Somebody here is going to jail (maybe several somebodies) and there will be a bunch of kids who see their college funds significantly increased courtesy of the taxpayers of this school district.
The system that Lower Merion school officials used to track lost and stolen laptops wound up secretly capturing thousands of images, including photographs of students in their homes, Web sites they visited, and excerpts of their online chats, says a new motion filed in a suit against the district.
More than once, the motion asserts, the camera on Robbins' school-issued laptop took photos of Robbins as he slept in his bed. Each time, it fired the images off to network servers at the school district.
Back at district offices, the Robbins motion says, employees with access to the images marveled at the tracking software. It was like a window into "a little LMSD soap opera," a staffer is quoted as saying in an e-mail to Carol Cafiero, the administrator running the program.
"I know, I love it," she is quoted as having replied.
And want to know where this gets really creepy?
According to the latest filing by the Robbinses, officials first activated the tracking software on a school-issued Apple MacBook that Robbins took home on Oct. 20.
Hundreds of times in the next two weeks, the filing says, the program did its job each time it was turned on: A tiny camera atop the laptop snapped a photo, software inside copied the laptop screen image, and a locating device recorded the Internet address - something that could help district technicians pinpoint where the machine was.
The system was designed to take a new picture every 15 minutes until it was turned off.
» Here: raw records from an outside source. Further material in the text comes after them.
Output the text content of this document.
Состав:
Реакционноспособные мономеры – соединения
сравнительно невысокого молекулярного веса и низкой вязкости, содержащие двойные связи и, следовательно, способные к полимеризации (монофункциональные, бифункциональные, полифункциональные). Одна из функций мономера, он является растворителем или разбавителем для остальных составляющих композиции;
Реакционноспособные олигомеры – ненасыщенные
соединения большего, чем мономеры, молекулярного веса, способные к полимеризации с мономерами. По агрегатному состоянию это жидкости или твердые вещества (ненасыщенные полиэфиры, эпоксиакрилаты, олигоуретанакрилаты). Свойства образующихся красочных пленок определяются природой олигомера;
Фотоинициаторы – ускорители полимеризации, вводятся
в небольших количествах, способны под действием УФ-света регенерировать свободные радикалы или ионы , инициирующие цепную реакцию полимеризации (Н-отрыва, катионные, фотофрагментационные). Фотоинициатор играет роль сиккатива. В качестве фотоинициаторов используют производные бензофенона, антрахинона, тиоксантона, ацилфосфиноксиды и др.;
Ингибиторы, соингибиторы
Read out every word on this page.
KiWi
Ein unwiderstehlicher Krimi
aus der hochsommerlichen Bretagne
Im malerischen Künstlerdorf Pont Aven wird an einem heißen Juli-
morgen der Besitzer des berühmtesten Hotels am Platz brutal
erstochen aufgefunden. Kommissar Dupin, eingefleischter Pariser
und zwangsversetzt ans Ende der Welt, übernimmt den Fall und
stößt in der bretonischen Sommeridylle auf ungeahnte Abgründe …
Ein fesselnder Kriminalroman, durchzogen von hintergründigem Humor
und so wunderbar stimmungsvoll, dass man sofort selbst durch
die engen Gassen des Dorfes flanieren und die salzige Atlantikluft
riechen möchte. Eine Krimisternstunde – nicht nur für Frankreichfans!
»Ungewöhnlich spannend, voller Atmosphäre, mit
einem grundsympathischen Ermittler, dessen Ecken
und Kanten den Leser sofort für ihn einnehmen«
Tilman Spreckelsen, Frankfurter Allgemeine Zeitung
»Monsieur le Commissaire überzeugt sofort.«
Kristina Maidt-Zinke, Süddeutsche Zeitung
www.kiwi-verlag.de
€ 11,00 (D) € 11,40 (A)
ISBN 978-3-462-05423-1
The material disclosed by the district contains hundreds of photos of Robbins and his family members - "including pictures of Blake partially undressed and of Blake sleeping," the motion states.
This stuff has gone beyond outrageous, well past creepy, and in
to the criminally invasive. Forget the Fourth Amendment – this violates every expectation of privacy that we can possibly have, and every bit of professional ethics as a teacher. I’m outraged.
And I’m also willing to bet that some of the surreptitiously snapped images of scantily-clad students will be found on home computers of Carol Cafiero and at least one other district employee. After all, the “soap opera” email makes it clear that she was sharing the images with someone else – and I’m sure that includes the juicy stuff.